At least Everett had finally had a peaceful night, though Lily hadn’t. This time, she’d woken up at 2:00 a.m., sure she’d heard a sound outside her window. It had probably only been the cat. Or possibly the family of raccoons she’d spotted just that morning on camera.
But she’d been too busy to be tired today. There’d been four new renters and almost that many moving out. Summer season had arrived early this year.
She glanced at the clock. “Five thirty!” she called out to Everett. “Are you ready? Barbara will be here to pick you up any minute.”
“I know! Josephine messaged me on Discord.”
Lily rolled her eyes, realizing she’d lost that battle by declining to fight it. Oh well. At least Everett had been in a great mood today. His hormones were surging in the right direction for once.
“She’s here!” Everett called as he hurried out of the apartment and raced for the outer door. “See you later!”
Lily’s hormones were not surging in the right direction. Once Everett left to get burgers and shakes with Josephine and her mom, she felt strangely unmoored, wandering around the apartment, touching a book, straightening a lampshade. She was wound tight and aching with tension, and she was still obsessing about that damn audit.

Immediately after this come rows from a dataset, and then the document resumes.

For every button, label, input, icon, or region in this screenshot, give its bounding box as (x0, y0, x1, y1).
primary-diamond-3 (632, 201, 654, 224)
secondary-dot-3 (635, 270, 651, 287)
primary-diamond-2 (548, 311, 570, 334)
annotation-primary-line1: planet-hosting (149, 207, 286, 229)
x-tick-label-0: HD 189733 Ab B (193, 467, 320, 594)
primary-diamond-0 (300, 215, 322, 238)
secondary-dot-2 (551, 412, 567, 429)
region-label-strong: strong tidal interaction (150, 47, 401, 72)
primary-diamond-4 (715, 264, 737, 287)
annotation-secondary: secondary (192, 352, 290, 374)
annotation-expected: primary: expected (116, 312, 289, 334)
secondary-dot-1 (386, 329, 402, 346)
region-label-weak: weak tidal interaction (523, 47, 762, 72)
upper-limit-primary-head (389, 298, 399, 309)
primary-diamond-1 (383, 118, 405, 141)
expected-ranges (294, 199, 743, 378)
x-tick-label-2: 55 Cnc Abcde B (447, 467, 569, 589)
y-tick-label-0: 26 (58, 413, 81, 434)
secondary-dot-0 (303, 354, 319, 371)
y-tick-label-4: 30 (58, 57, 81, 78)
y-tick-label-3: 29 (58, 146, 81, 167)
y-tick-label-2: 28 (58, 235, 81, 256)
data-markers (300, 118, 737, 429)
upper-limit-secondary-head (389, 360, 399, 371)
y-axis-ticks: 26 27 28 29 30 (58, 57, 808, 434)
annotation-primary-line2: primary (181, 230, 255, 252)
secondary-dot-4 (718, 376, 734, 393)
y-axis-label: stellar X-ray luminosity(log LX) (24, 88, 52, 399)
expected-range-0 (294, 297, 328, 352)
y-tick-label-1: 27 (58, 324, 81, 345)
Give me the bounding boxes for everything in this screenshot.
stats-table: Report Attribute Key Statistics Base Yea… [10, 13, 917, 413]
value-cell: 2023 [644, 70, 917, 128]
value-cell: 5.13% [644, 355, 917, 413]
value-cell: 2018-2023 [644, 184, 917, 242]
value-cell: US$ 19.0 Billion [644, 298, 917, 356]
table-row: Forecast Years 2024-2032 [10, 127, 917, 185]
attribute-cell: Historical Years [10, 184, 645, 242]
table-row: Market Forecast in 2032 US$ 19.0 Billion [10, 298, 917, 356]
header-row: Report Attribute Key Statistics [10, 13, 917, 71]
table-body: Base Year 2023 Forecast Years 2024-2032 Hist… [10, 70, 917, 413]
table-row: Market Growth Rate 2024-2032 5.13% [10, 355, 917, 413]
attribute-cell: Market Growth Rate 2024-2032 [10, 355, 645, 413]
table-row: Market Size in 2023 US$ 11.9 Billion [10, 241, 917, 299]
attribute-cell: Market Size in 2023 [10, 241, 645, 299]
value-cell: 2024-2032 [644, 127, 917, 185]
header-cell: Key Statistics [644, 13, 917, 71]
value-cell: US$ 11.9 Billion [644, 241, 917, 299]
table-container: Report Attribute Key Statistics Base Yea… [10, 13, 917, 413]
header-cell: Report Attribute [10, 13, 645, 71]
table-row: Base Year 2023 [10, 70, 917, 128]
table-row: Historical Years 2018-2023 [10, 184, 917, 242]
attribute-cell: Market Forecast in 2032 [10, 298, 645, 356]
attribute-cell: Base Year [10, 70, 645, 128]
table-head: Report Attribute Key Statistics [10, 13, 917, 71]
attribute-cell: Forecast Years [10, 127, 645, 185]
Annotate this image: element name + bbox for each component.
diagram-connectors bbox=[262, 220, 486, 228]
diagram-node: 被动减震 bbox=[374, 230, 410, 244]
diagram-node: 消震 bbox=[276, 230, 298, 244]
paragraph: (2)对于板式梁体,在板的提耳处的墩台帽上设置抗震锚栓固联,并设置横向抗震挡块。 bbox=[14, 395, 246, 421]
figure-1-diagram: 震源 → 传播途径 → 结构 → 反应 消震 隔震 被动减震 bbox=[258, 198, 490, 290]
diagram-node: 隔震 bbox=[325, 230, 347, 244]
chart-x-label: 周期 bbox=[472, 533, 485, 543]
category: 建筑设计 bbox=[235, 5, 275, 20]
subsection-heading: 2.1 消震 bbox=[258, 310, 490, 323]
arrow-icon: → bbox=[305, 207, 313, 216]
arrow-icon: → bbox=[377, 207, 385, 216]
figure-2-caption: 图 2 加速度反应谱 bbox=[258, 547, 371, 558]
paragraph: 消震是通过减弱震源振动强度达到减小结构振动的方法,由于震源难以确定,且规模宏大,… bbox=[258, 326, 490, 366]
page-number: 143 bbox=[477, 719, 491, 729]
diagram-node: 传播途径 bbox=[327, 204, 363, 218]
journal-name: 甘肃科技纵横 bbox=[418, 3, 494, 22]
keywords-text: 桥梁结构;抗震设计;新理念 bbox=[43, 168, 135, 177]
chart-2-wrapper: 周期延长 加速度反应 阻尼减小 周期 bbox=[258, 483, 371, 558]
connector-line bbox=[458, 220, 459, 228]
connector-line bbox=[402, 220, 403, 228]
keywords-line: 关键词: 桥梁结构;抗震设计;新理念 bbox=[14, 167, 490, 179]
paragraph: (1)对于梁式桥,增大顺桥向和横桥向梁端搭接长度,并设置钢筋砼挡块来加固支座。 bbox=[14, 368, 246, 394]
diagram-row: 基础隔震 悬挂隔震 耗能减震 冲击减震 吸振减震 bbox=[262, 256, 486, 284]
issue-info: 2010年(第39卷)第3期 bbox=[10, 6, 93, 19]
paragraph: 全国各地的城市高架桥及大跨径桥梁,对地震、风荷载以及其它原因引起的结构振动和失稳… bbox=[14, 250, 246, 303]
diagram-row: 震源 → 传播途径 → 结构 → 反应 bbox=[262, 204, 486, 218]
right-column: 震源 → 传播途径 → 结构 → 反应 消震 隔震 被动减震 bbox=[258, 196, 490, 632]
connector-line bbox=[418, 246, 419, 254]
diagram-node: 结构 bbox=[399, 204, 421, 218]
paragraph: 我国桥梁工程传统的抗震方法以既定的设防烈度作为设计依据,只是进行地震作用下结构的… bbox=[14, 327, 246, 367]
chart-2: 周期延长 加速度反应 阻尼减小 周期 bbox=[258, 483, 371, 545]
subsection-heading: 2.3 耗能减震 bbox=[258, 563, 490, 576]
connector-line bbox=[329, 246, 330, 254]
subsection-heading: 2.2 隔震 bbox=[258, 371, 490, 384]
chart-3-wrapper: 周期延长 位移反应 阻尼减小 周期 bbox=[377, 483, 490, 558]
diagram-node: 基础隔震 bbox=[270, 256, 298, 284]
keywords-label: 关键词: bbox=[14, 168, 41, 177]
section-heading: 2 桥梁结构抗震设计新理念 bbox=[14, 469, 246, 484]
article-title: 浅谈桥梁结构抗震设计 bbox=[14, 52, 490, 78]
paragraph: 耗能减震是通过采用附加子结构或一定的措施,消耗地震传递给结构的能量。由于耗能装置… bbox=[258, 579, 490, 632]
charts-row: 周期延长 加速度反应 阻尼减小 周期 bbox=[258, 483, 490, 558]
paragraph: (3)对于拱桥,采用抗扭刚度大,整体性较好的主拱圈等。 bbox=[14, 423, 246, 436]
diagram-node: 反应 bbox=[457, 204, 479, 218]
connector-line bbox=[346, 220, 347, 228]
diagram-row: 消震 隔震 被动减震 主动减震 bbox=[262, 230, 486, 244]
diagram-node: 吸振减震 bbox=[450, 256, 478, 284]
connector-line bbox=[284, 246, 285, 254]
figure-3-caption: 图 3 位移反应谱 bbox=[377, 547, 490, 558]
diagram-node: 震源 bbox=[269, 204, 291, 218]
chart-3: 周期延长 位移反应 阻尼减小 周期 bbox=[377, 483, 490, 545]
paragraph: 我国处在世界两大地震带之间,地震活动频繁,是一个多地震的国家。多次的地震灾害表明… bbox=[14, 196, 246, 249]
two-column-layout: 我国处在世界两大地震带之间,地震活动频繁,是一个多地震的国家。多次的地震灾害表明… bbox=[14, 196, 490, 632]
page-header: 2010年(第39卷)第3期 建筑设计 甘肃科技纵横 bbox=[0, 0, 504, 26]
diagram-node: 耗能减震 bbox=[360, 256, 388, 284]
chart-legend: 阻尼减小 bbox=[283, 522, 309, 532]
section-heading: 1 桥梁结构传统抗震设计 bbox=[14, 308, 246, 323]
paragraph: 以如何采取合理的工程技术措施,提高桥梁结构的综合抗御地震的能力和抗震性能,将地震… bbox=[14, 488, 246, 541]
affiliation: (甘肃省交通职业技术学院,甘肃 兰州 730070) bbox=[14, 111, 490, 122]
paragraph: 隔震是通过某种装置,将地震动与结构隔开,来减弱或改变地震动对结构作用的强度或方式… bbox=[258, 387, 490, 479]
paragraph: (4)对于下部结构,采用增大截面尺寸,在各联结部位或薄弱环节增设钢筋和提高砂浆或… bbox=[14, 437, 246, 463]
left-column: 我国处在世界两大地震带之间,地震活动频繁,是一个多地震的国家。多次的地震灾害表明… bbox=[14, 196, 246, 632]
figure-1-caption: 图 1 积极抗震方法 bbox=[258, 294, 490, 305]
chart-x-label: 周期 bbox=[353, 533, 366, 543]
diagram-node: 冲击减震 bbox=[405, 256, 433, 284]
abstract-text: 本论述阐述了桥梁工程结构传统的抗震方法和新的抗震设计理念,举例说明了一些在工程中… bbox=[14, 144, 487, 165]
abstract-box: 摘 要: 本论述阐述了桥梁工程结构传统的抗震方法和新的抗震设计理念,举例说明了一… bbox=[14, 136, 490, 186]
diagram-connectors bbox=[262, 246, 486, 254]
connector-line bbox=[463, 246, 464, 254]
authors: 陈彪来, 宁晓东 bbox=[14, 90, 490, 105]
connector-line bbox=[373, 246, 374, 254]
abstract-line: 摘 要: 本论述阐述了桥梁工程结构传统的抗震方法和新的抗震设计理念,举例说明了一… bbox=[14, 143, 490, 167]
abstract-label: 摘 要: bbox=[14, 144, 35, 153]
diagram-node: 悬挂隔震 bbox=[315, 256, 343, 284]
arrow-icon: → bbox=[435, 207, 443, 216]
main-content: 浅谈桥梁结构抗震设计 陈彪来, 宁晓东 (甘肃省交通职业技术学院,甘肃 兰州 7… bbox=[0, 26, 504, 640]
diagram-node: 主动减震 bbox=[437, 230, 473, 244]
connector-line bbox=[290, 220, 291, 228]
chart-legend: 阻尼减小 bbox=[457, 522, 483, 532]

Gretchen had assured her it was routine, but they’d never audited her before. If she was in trouble, if they’d noticed the discrepancies in her security feed . . .
But they weren’t tech wizards or hackers, and Gretchen hadn’t even checked any video files. Why would she? Nothing was missing and her books were in order. Beautifully in order. Facing even one tiny financial error felt like risking a scarlet letter in this town, so Lily triple-checked her numbers every month.
Still, this all felt too coincidental, and she was half-convinced Detective Mendelson had alerted the company to Lily’s past, the part that wasn’t included in the credit file, like the extent of her ex’s theft and all the terrible things they suspected of her.
“Stop it,” she muttered to herself as she refolded the moss-green throw blanket and arranged it more neatly on the couch. She was used to being alone here during the day, but it felt odd in the evening as chatter and noise from the business park tapered into silence.
Lily glanced at the clock. It was six now. She was free. Barbara had told her to enjoy her night off, and Lily had played along, as if she might do something fun. Now she felt pitiful because she had no idea what to do with a night off. If she stayed home and sat at her table alone with a tuna sandwich, she wouldn’t even be able to deny to herself that she’d turned into a hermit.
Mouth set in a grim line, Lily grabbed her car keys and decided to run a couple of errands to fill the time. Still, setting off toward town didn’t feel relaxing. That wordless encounter with Cheyenne at the café replayed in her mind as she drove toward Main, watching for any familiar, unfriendly faces.
Had she stayed in Herriman to prove something to Cheyenne? She hadn’t really thought about it that way, but now . . . it almost made sense. Lily had loved Herriman as a kid, and then one day her dad hadn’t wanted her or her mom anymore and they’d been shunted aside. Cast out.
Maybe taking that job from Cheyenne had been a childish tantrum on Lily’s part. A refusal to be tossed away again. Maybe this had all been a stubborn, selfish mistake and she should have taken Everett and gone anywhere, even if it meant instability.
Or maybe she was just feeling sorry for herself.
Sighing, she pulled into an open parking space on Main Street and turned off her car to sit for a moment.
They were doing okay, weren’t they? It was just that life was supposed to be easier by now. Jones was supposed to be far behind her, the police should have forgotten her, and she desperately wanted to be normal and boring.
At least she had the boring part nailed down even if she’d never be normal. Time for a hot Saturday-night trip to the hardware store. Jesus, she was really going to have to find a few hobbies before Everett left for college in six years.
She lingered in the hardware store, but it still took only a few minutes to grab a couple of lock hasps and a pack of wood screws. She threw in a new paintbrush for some touch-up work she’d been putting off. Then she was back out on Main, tucking the receipt carefully into her billfold to file for expenses later.
She hesitated on the sidewalk. Maybe she could get a puzzle at the dollar store. Would doing a puzzle on a Saturday night be worse than doing nothing at all?
It could be relaxing, though. She could have a glass of wine and listen to music. Put on that old Brooke Waggoner album, maybe, and remember how normal her life had been before she’d met Jones. How she’d slept with fumbling college boys and smoked a cigarette or two with friends at keg parties off campus.